In an amended complaint filed Sept. 30, 2013, in the U.S. District Court for the Eastern District of Texas in Marshall, Bianco alleged that he had entered into a confidentiality agreement with Globus. Then, in 2007, he conceived of an idea and a product design for an expandable intervertebral fusion device for use in minimally invasive spinal surgeries.
Despite a Globus representative telling him the company wasn’t interested in the idea, Bianco’s complaint alleges Globus in 2011 launched a product that incorporated his designs. His complaint cites among its causes of action breach of contract and misappropriation of trade secrets.
In answer filed the same day as the amended complaint, Globus denied the allegations.
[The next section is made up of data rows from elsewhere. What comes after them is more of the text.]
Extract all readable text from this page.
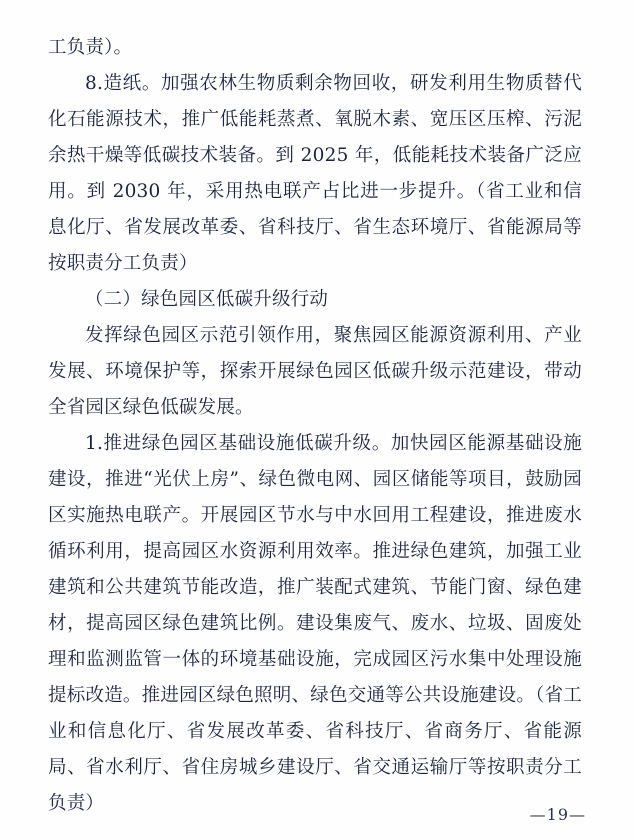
工负责）。

8.造纸。加强农林生物质剩余物回收，研发利用生物质替代化石能源技术，推广低能耗蒸煮、氧脱木素、宽压区压榨、污泥余热干燥等低碳技术装备。到 2025 年，低能耗技术装备广泛应用。到 2030 年，采用热电联产占比进一步提升。（省工业和信息化厅、省发展改革委、省科技厅、省生态环境厅、省能源局等按职责分工负责）

（二）绿色园区低碳升级行动

发挥绿色园区示范引领作用，聚焦园区能源资源利用、产业发展、环境保护等，探索开展绿色园区低碳升级示范建设，带动全省园区绿色低碳发展。

1.推进绿色园区基础设施低碳升级。加快园区能源基础设施建设，推进“光伏上房”、绿色微电网、园区储能等项目，鼓励园区实施热电联产。开展园区节水与中水回用工程建设，推进废水循环利用，提高园区水资源利用效率。推进绿色建筑，加强工业建筑和公共建筑节能改造，推广装配式建筑、节能门窗、绿色建材，提高园区绿色建筑比例。建设集废气、废水、垃圾、固废处理和监测监管一体的环境基础设施，完成园区污水集中处理设施提标改造。推进园区绿色照明、绿色交通等公共设施建设。（省工业和信息化厅、省发展改革委、省科技厅、省商务厅、省能源局、省水利厅、省住房城乡建设厅、省交通运输厅等按职责分工负责）

—19—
As an affirmative defense, it argued that Bianco’s claims for misappropriation of trade secrets and other claims were barred because Globus “has not committed any acts that would constitute misappropriation of such information.”
Thomas Sankey, a partner in Duane Morris in Houston and head of the firm’s IP division who represents Globus, did not return a call seeking comment.
During the one-week trial, Zager shared the plaintiff table with four other Akin Gump lawyers. One was Chad Everingham IV, a Longview Akin Gump partner and former U.S. magistrate judge who was trying his first case since leaving the bench. Zager, who handled the opening and closing statements, said Everingham “did a great job” conducting the direct examination of the neurosurgeon.
After less than half a day of deliberations, the jury issued its verdict. The panel agreed that the defendant had misappropriated a trade secret belonging to Bianco.
Zager said the jury sent a note asking about future damages, and the judge wrote back, telling them he would determine those. Zager noted that future damages may ultimately dwarf the current award.